Google in England came under fire after it turned down a pro-life ad that was to come up when users entered “abortion” as a search term. The web search giant claimed the link violated its policy against abortion and religious-related content. The Christian Institute says it plans to take Google to court over the issue.
Fortune 100 insurance company Aetna has a policy to pay for a woman’s abortion for any reason and at any time during her pregnancy. It is also one of only 11 U.S. companies to receive a 100 per cent approval rating by homosexual corporate watchdog groups.
Mississauga Transit in Ontario refused to sell ad space to a Christian group for religious messages, prompting the organization to question the municipality’s advertising policies. The transit firm claimed it does not want to field calls of complaint over such ads.
Air New Zealand delved into the homosexual market by offering a special themed flight that featured drag queens, pink cocktails and a cabaret performed by the flight crew. The flight departed San Francisco, Ca. for the Gay and Lesbian Mardi Gras in Sydney, Australia this past February.

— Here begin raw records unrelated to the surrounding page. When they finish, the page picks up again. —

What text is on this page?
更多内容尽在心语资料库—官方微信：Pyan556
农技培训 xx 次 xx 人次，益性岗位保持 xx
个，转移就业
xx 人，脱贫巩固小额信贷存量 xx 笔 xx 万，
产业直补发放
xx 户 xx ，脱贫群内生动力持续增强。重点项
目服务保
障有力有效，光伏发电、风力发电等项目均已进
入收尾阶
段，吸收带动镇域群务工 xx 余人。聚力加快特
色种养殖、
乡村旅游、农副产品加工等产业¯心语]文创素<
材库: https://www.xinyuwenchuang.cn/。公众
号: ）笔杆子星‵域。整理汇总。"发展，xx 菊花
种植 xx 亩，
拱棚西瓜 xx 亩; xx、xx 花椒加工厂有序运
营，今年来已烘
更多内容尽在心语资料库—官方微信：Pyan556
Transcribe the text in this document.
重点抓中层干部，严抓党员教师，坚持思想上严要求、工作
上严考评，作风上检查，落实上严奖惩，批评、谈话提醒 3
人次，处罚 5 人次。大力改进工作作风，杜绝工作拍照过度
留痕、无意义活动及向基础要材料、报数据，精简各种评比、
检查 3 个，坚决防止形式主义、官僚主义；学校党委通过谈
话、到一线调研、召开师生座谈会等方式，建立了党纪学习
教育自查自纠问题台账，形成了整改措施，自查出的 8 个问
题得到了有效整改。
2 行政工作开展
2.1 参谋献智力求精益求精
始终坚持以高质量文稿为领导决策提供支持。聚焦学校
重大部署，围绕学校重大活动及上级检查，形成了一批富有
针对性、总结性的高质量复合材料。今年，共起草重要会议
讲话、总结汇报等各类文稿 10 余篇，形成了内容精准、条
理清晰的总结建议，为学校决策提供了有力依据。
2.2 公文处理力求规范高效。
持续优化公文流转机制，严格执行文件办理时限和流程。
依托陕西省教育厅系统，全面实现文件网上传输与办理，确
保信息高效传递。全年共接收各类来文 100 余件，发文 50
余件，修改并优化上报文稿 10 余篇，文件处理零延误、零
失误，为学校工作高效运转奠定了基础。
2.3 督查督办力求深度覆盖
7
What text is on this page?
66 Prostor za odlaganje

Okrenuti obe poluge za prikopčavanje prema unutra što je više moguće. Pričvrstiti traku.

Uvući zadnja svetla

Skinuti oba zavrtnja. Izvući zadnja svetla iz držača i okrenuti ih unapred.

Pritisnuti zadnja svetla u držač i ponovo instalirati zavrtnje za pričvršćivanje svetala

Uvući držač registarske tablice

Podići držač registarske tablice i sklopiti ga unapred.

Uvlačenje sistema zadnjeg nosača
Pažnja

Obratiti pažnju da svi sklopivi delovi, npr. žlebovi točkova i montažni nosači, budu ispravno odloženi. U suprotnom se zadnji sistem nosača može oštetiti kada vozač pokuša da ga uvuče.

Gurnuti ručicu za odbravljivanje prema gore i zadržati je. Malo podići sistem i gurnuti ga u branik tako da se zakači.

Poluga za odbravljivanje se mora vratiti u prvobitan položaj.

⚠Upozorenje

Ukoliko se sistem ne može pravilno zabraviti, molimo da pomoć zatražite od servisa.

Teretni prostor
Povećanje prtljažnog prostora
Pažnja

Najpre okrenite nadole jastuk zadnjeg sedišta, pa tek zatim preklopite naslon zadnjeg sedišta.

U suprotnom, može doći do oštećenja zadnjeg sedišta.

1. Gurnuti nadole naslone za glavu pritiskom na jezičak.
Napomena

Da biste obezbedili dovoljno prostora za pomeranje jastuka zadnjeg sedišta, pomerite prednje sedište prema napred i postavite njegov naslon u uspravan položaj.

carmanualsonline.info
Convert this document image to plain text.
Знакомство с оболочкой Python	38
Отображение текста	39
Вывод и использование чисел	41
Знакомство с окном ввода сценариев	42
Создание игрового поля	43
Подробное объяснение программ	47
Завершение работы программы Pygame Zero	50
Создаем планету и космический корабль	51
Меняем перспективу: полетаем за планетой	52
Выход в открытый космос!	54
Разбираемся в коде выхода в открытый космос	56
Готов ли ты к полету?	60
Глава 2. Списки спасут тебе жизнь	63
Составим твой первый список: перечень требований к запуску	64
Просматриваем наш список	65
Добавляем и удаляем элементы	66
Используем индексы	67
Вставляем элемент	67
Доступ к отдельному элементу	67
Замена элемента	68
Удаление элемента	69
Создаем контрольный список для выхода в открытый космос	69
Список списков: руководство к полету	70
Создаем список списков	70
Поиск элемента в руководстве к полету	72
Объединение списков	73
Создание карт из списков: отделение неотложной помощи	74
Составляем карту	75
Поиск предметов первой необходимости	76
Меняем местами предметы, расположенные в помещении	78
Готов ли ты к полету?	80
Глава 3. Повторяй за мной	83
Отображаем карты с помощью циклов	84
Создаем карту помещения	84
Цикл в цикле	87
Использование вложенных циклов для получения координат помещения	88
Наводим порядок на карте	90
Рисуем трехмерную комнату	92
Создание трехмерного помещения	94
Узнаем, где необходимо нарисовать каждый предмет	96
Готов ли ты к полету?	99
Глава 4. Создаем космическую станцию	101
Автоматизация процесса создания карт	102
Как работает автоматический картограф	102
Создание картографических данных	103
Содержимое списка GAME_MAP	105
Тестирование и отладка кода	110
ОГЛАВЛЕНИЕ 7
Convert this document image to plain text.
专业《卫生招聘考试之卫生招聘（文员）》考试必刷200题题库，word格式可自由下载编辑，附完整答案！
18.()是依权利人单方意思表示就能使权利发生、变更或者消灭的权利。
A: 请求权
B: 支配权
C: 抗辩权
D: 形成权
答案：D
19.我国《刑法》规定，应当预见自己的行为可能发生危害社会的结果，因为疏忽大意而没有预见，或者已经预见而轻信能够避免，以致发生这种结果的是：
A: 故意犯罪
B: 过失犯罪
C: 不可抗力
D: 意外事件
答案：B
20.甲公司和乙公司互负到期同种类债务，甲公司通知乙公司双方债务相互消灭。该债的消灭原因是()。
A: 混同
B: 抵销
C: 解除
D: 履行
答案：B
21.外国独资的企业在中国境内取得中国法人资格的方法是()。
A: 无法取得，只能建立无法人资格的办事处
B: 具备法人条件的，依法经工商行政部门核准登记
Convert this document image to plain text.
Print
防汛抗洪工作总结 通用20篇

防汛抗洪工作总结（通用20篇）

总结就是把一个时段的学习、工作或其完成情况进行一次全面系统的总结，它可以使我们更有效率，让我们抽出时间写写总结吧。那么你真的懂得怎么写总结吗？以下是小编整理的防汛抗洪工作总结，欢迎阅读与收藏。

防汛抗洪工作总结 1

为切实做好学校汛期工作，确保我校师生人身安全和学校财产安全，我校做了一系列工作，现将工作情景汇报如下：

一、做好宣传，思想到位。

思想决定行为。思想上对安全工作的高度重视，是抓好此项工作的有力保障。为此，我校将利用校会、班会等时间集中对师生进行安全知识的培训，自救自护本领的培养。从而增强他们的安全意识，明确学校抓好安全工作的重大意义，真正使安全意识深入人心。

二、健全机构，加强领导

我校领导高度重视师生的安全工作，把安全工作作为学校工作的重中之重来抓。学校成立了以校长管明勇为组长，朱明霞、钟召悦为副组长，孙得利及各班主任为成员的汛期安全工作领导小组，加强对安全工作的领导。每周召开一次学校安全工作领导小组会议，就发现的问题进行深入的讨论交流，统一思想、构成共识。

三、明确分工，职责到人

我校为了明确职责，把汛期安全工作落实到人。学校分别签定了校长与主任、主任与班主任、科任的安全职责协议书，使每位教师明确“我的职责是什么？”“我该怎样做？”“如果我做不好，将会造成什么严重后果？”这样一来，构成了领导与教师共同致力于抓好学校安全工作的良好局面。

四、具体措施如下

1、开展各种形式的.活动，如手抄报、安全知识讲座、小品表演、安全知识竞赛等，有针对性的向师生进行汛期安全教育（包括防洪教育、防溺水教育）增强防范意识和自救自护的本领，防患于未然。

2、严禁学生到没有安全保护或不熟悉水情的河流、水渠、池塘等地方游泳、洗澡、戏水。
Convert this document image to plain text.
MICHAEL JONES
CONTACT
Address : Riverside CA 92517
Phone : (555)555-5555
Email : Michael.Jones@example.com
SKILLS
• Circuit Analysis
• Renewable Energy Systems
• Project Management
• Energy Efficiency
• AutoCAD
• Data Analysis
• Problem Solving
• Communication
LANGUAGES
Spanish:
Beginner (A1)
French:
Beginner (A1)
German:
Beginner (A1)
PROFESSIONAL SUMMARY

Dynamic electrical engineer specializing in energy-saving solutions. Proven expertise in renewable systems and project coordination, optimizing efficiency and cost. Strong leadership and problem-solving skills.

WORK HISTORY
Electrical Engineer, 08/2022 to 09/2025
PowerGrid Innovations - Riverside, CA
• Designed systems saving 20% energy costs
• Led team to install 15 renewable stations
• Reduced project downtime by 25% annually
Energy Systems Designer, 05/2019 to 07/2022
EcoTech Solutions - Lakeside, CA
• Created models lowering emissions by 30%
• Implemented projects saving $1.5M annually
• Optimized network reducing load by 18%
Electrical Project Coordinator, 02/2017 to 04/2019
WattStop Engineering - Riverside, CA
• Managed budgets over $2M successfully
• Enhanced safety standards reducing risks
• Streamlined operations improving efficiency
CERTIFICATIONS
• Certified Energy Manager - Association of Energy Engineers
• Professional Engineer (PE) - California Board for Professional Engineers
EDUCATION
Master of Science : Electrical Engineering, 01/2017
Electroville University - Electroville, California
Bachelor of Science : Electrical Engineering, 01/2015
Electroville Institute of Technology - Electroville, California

Another 57 U.S. corporations have been added to a list of gay-friendly major businesses, an increase of 41 per cent over the previous year. Among the newcomers are Allstate Insurance, Marriott International, Mastercard and Yahoo. Companies scoring a perfect 100 rating include United Parcel Service and General Motors.
Evangelical Press carried an article on “America’s corporate war against the family,” in which it was noted that 30 years ago, businesspeople involved in pornography or gambling may well have been on the FBI’s Most Wanted list. Today, however, those same individuals are just as likely to end up on the Fortune 500 list. The problem, according to the Biblically Responsible Investing Institute (www.briinstitute.com), is that most of the “offences” are not obvious.
“It’s pretty clear that Playboy Enterprises sells pornography,” said a BRII spokesperson. “But it’s harder to determine that News Corporation, which owns the conservative Fox News Network … also sells pornography … It’s not the sort of thing they brag about in their annual reports.”
The Collaborators Project has been launched to identify material corporate supporters of the abortion industry, starting with the Weitz Co., which is building a large-scale abortion site in Denver, Colo. Measures to be taken may include picketing of business sites, as well as of residences of executives connected with collaborating companies.
Pro-family groups are lauding Wal-Mart for taking several positive steps recently, including using the word “Christmas” in seasonal advertising, supporting Salvation Army bell-ringers and withdrawing from the Gay and Lesbian Chamber of Commerce. The moves have come after thousands of Christians contacted the retailing giant to encourage it to return to the biblical and family-centred roots of its founder, Sam Walton.
The U.S. Ford Motor Company’s fortunes continue to tumble in the midst of its ongoing support for the homosexual agenda. Losses in the fourth quarter of 2007 were in the billions of dollars and in January, there was a buyout of 54,000 workers.
Investment adviser Thomas Strobhar of Dayton, Oh. is pointing out that a who’s who of Catholic religious groups are advertantly or inadvertantly investing in hardcore pornography. He cites the U.S. Catholic bishops’ lenient policy of allowing investment in companies that derive “insignificant” (possibly as much as 50 per cent) portions of their revenues from pornography.